Suppose you want to perform a principal component analysis on the data given in Figure 8-70 having the two dimensions (factors) x and y.
- Enter Sheet1!$A$1:$B$11 (or just A1:B11) in the “Input Range:” entry by typing this directly into the entry or clicking in the entry field and then selecting the range on the sheet.
- Select the “ option since the first row contains labels. (see ”Figure 8-69).
- Specify the output options as described above.
- Press the OK button.
The output of this principal component analysis is shown in Figure 8-75. The output shows the covariance matrix, the eigenvalues and corresponding eigenvectors. The principal component is the constructed factor with the highest percent of trace, ξ1.
8.4.5. Regression Tool
The regression tool performs a multiple regression analysis.
Enter a range or list of ranges containing the independent variables into the “X Variables:” entry.
Enter a single range containing the dependent variable into the “Y Variable:” entry.
If the ranges for the independent and dependent variables also contains labels in the first field of each row, column or area, select the “ Labels” option.
Specify the confidence level in the “Confidence Level:” entry.
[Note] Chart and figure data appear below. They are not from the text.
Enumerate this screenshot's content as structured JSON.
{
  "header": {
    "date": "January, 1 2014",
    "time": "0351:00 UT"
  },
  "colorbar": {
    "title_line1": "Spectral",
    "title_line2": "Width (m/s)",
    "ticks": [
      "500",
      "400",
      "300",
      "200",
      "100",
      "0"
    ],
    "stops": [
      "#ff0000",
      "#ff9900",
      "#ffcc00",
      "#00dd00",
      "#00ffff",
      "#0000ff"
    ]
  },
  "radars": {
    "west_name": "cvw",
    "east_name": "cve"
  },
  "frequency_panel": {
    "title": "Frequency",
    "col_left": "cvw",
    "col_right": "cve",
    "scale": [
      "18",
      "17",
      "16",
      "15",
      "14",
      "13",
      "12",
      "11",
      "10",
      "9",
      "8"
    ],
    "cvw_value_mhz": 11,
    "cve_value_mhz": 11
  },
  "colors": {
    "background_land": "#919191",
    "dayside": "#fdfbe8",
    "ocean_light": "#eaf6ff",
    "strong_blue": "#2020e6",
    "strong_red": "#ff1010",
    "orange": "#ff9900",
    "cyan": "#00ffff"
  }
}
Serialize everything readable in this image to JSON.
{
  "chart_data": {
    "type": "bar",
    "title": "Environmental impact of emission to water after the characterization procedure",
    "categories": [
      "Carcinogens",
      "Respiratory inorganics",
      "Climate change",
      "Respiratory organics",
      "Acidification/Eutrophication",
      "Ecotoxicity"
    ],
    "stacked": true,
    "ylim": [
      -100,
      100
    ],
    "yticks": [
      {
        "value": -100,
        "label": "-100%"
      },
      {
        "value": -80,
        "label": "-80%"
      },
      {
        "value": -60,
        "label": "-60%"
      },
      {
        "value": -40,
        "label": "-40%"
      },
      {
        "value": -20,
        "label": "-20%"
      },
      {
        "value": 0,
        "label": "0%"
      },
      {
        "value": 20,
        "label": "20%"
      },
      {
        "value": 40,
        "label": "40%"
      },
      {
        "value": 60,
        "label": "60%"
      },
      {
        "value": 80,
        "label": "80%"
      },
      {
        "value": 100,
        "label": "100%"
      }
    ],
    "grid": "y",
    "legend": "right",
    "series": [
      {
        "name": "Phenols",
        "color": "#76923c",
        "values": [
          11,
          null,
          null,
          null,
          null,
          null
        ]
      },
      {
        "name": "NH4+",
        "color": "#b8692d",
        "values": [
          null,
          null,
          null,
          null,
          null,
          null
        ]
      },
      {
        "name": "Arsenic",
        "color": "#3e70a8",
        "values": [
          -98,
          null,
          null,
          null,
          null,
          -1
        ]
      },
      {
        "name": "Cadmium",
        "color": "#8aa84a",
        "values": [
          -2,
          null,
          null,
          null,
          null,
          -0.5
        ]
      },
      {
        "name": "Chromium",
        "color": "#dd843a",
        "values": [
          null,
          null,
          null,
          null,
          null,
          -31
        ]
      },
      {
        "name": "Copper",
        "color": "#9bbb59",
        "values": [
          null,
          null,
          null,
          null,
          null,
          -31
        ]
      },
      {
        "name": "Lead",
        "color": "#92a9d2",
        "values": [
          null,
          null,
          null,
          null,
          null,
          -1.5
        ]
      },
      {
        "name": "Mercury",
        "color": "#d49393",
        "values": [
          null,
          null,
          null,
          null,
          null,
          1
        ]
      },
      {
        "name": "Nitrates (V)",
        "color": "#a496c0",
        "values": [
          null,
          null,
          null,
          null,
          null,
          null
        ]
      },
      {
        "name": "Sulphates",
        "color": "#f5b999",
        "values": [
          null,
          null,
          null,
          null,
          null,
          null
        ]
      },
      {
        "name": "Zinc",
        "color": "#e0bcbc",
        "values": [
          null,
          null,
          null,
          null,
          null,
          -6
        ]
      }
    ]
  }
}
The default is 95%.
To force the regression line or plane to pass through the origin, select the “Force Intercept To Be Zero” option.
Specify the output options as described above. If the output is directed into a specific output range, that range should contain at least seven columns and 17 rows more than there are independent variables.
Suppose you want to perform a regression analysis on the data given in Figure 8-73 using v and y as independent variables and u as dependent variable.
- Enter B1:C11 in the “X Variables:” entry by typing this directly into the entry or clicking in the entry field and then selecting the range on the sheet.
- Enter A1:A11 in the “Y Variable:” entry.
- Select the “ option since the first row contains labels. (see ”Figure 8-74).
- Specify the output options as described above.
- Press the OK button.
The output of this regression analysis is shown in Figure 8-75.